If stripped to their essence, none of these compositions would have felt out of place in a record like “White Blood Cells”, as they display dirty straightforward playing laced with quirky jabs. As such, what fans get out of “Icky Thump” still has a blatant The White Stripes signature all over it. However, the elements that ornate these tracks and their wilder structures could have only been made by the group that went through “Get Behind Me Satan”, as here the duo often disrespects their unwritten guitar-and-drums rule and threatens to sound like an actual full band. And this attitude is nearly omnipresent in “Icky Thump”. It appears in the keyboards that soften “You Don’t Know What Love Is” to the point it becomes the track in the entirety of the band’s discography that comes the closest to being a bona fide – and excellently written – pop rock song.
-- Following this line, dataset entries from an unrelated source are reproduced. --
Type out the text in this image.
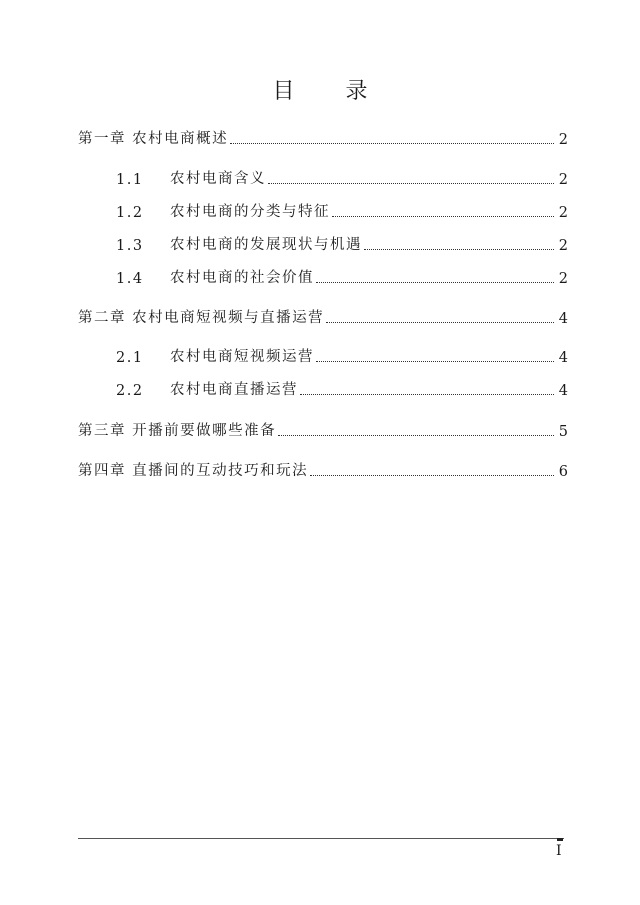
目 录
第一章 农村电商概述	2
1.1	农村电商含义	2
1.2	农村电商的分类与特征	2
1.3	农村电商的发展现状与机遇	2
1.4	农村电商的社会价值	2
第二章 农村电商短视频与直播运营	4
2.1	农村电商短视频运营	4
2.2	农村电商直播运营	4
第三章 开播前要做哪些准备	5
第四章 直播间的互动技巧和玩法	6
I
It can be seen in the mandolins and pipes that deliver a Scottish folk flavor to “Prickly Thorn, but Sweetly Worn”. And it is vivid in the pair of “I’m Slowly Turning into You” and “A Martyr for My Love for You”, respectively a bitter attack and a ballad, which have their drama accentuated via keyboards.
Of course, being a The White Stripes’ work, “Icky Thump” inevitably embraces the band’s traditions and boasts a light-hearted (and absolutely brilliant) acoustic closer, “Effect and Cause”, as well as a handful of tunes where Jack and Meg – in full attack mode – are left alone with their signature instruments; and out of that bunch, a couple of career highlights emerge in the utterly menacing “Little Cream Soda” and in the theatrical “Rag and Bone”, where the duo exchanges words in the role of junk dealers who try to convince listeners to give them their stuff while rocking proud and loudly. However, even in those more orthodox instances, the band still sounds fuller – albeit thankfully not overproduced to dullness – and the tunes come off as more full-fledged than usual.
“Icky Thump” may not be a peak for The White Stripes, as differently from the band’s trio of best records, the album has a few minor issues: “Prickly Thorn, but Sweetly Worn” and “I’m Slowly Turning into You”, which are instrumentally solid, can verge on annoying due to how Jack sings them on an uncomfortable high pitch; “St. Andrew (This Battle Is in the Air)” is an experiment that could have been cut; at last, the rocking “Bone Broke” and “Catch Hell Blues” are good but lack a defining trait. Yet, it is truly hard to find a band that waved goodbye to the world as stylishly as The White Stripes did in “Icky Thump”; and more impressive than that is how the record goes back to basics while proving the pair still had plenty to say within that limited style, showing that the guitar-and-drums constraint the pair imposed on themselves early on worked greatly to their benefit until the very end.